А Вильгельм, который знал (и должен был знать), что она лишь орудие короля, делал то, о чем она просила. Именно он почти один в те переломные месяцы своей популярностью как стеной отгораживал ее правительство от народа.
Почему он это делал, неизвестно до сих пор, но то, что нам известно об этом человеке, его характере и его правилах, возможно, позволяет понять, в чем тут причина. Он так же, как Эгмонт и Хорн, считал верность королю своим главнейшим долгом. В этом он был верен высочайшей феодальной традиции. Но он был прекрасным администратором, добросовестным и практичным, и для него, как для любого администратора, было кошмаром наступление беспорядка, которого можно избежать. Возможно, он, несмотря на все разочарования, сохранил в душе заветную и неистребимую надежду, что компромисс еще может быть достигнут, но, конечно, не неловкими попытками запугать короля, а демонстрацией твердости и верности. Упорство и терпение были основами его величия, и, возможно, он в наибольшей степени проявил их в этом последнем усилии спасти короля, который одну за другой отверг все возможности для спасения. Более того, Вильгельм не доверял конфедератам – не каждому в отдельности как человеку, а этому кружку в целом. Он ясно видел, что эти азартные и неопытные люди недостаточно солидарны и недостаточно упорны для того, чтобы стать грозной политической силой. Это скопление по-разному настроенных людей, соединенных теперь волей случая, могло рассыпаться так же легко, как возникло. Даже единодушный протест против законов о ереси, впервые в истории Нидерландов заставивший толпы кричать одни и те же лозунги в Антверпене и Амстердаме, в Валансьене и Делфте, на флегматичном Севере и на легко возбуждавшемся Юге, не казался Вильгельму достаточно прочной объединяющей силой для того, чтобы оправдать восстание – если восстание вообще можно чем-то оправдать. Можно ли? В этом Вильгельм находился под жестким и суровым контролем своего воспитания. И в Дилленбурге, и в Брюсселе его учили феодальной верности: восстание бывает законным, только если государь сам нарушает свои обязанности. И Вильгельм, как правило, отказывался одобрить восстание, пока Филипп сам не брался за оружие.

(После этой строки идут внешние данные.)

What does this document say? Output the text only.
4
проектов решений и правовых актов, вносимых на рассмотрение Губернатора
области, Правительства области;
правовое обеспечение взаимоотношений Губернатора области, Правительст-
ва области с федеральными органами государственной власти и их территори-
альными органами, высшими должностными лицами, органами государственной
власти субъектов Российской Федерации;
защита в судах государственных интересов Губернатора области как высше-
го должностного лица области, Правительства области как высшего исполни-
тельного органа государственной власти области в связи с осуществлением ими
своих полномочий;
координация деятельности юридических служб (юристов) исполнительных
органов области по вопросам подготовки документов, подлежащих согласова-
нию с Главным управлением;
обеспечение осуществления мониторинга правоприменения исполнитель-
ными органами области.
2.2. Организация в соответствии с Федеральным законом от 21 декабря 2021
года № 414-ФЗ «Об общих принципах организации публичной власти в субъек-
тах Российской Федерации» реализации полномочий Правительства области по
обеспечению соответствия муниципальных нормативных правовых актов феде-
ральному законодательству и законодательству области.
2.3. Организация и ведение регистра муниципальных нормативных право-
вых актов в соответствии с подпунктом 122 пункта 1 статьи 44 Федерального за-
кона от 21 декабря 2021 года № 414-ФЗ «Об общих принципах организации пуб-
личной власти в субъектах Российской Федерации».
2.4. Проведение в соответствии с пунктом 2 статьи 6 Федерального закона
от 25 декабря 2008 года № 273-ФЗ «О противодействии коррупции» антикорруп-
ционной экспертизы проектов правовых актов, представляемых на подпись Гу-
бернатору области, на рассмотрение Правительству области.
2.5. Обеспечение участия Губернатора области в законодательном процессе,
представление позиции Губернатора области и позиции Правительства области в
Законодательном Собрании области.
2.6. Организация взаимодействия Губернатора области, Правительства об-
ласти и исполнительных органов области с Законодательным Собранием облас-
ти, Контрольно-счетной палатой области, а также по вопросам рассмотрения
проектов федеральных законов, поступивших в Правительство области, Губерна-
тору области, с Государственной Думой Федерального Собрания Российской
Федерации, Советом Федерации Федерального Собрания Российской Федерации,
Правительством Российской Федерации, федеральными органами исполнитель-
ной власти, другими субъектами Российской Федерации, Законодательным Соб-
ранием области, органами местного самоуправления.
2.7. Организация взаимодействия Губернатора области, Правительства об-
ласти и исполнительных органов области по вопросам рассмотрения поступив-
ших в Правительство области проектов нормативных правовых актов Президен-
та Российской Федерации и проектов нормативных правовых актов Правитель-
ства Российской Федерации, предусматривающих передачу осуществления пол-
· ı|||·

Он разъяснил свою позицию Маргарите на заседании Совета 29 марта. «Во всем должен быть порядок, – сказал он, – но такой порядок, который можно соблюдать… Когда люди видят, как человека сжигают за то, что он поступал так, как считал правильным, это наносит им обиду, потому что его поступки – дело совести». В таких обстоятельствах, продолжал он, судьи не исполняют законы, и власть правительства приобретает дурную славу. Он предложил вместо того, чтобы допускать такой подрыв власти короля, применять какой-то промежуточный план сдерживания, пока не приедет сам король.
4
1 апреля 1566 года Бредероде сам примчался в Брюссель, и с ним был Людвиг Нассау. Каждого сопровождали по двести всадников, вооруженные каждый двумя пистолетами: так мало даже Людвиг обращал внимание на совет Вильгельма. Всего за три недели до этого Вильгельм написал совершенно ясно: «Чем более мирным будет ваш приезд, тем лучше. Это поможет вам самым лучшим образом исполнить ваше дело». Братья были очень далеки от сотрудничества и добивались противоположных политических целей, но Вильгельм так нежно и глубоко любил Людвига, что не препятствовал его безрассудным поступкам, и импульсивный Людвиг решил связать своего старшего брата с конфедератами, хочет он того или нет.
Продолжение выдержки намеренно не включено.